Tiny radiation sources for individual photons are used for novel applications of quantum technology. With such single-photon sources the photon’s timing, wavelength, polarization, and quantum state can be precisely controlled. Possible applications range from quantum communication and quantum computing to quantum sensing. Image: Blaurock

Better simulations of complex flow processes can help overcome challenges in areas such as climate adaptation, clean energy, and water security. Such simulations are central to hydrology, environmental sciences, and energy technologies, but in many application scenarios they exceed the capabilities of today’s high-performance computers. Quantum computers can be helpful in certain scenarios. However, in order to exploit this potential, digital solutions must first be developed so that quantum computers can deal with fluid dynamics problems in general. This is where qFLOW breaks new ground. The software suite developed within qFLOW is intended to be used for various simulations, including simulations of groundwater flows and reservoir-based hydrological models, as well as multiphase flows, including bubble flows and bubble oscillations at interfaces.

qFLOW thus lays the foundation for quantum-assisted digital twins of complex fluid dynamics and environmental systems. But the hoped-for benefits of the project go even further: ideally, it can be used as a blueprint for integrating quantum-based methods into other applications in the Helmholtz research areas of Earth and Environment as well as Energy.

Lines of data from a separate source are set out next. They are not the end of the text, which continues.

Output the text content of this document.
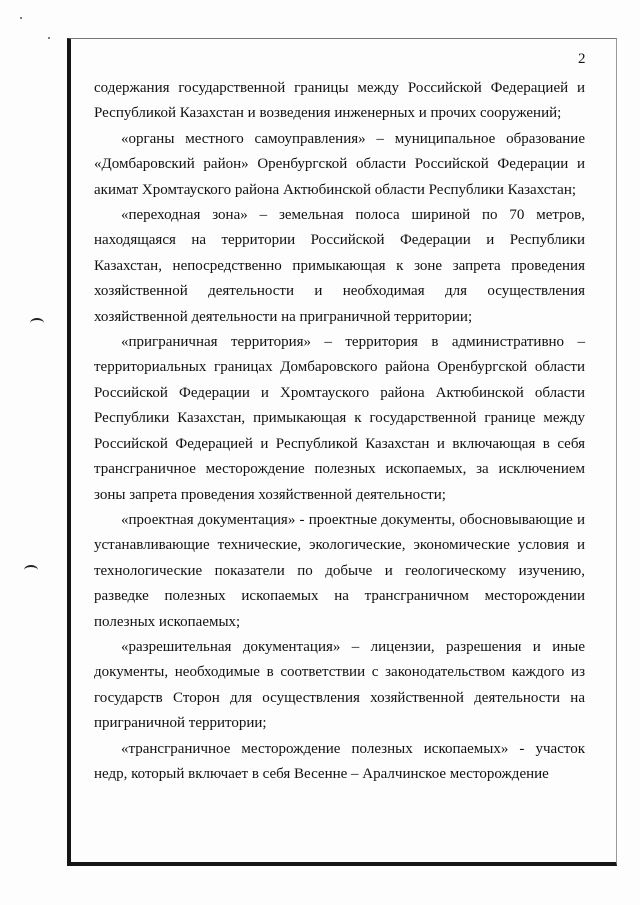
2

содержания государственной границы между Российской Федерацией и Республикой Казахстан и возведения инженерных и прочих сооружений;

«органы местного самоуправления» – муниципальное образование «Домбаровский район» Оренбургской области Российской Федерации и акимат Хромтауского района Актюбинской области Республики Казахстан;

«переходная зона» – земельная полоса шириной по 70 метров, находящаяся на территории Российской Федерации и Республики Казахстан, непосредственно примыкающая к зоне запрета проведения хозяйственной деятельности и необходимая для осуществления хозяйственной деятельности на приграничной территории;

«приграничная территория» – территория в административно – территориальных границах Домбаровского района Оренбургской области Российской Федерации и Хромтауского района Актюбинской области Республики Казахстан, примыкающая к государственной границе между Российской Федерацией и Республикой Казахстан и включающая в себя трансграничное месторождение полезных ископаемых, за исключением зоны запрета проведения хозяйственной деятельности;

«проектная документация» - проектные документы, обосновывающие и устанавливающие технические, экологические, экономические условия и технологические показатели по добыче и геологическому изучению, разведке полезных ископаемых на трансграничном месторождении полезных ископаемых;

«разрешительная документация» – лицензии, разрешения и иные документы, необходимые в соответствии с законодательством каждого из государств Сторон для осуществления хозяйственной деятельности на приграничной территории;

«трансграничное месторождение полезных ископаемых» - участок недр, который включает в себя Весенне – Аралчинское месторождение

Batteries focus of second project with CASUS involvement

The QT-BATT project, Quantum Technologies for Batteries, is coordinated by Forschungszentrum Jülich and supported on the CASUS side by the Dobrautz group AI 4 Quantum. The project focuses on next-generation battery technologies, as global demand is growing for powerful, safe, and durable batteries that enable fast charging and high-performance conditions. A variety of new battery materials and concepts are being discussed. However, conventional calculation methods and sensor technologies are reaching their limits when it comes to modeling complex electrochemical systems and detecting the smallest fluctuations in battery performance, respectively. Within the framework of QT-BATT, algorithms for quantum computers tailored to battery-related simulations are to be developed. At the same time, quantum sensor platforms are being further advanced so that they can be embedded in battery architectures for real-time diagnostics. This dual approach will improve the predictive accuracy of models for completely new battery systems and provide high-resolution insights into degradation and failure mechanisms.

HZDR team coordinates cancer diagnostics project

Among the four projects selected for funding through the Quantum Use Challenge is QuBiopsy, another project from the HZDR. CASUS is not involved in this project. QuBiopsy is coordinated by Dr. Georgy Astakhov from the Institute of Ion Beam Physics and Materials Research. The acronym stands for Quantum Biopsy for Cancer Visualization on Macro and Micro Scales. The goal is to improve early cancer detection for both initial diagnosis and metastases and recurrences through better diagnostics of tissue and liquid biopsies.

The Scientific Director of the HZDR, Prof. Sebastian M. Schmidt, emphasizes the HZDR’s expertise in the field of quantum technologies: “This is an extraordinary success for the HZDR and shows once again that our scientists always have in mind the potential applications of their research. With these approved projects, the HZDR can contribute to creating a network for the sustainable anchoring of expertise in the development and application of quantum technologies across all research areas. We therefore regard ourselves as an important player in the German government’s High-Tech Agenda.”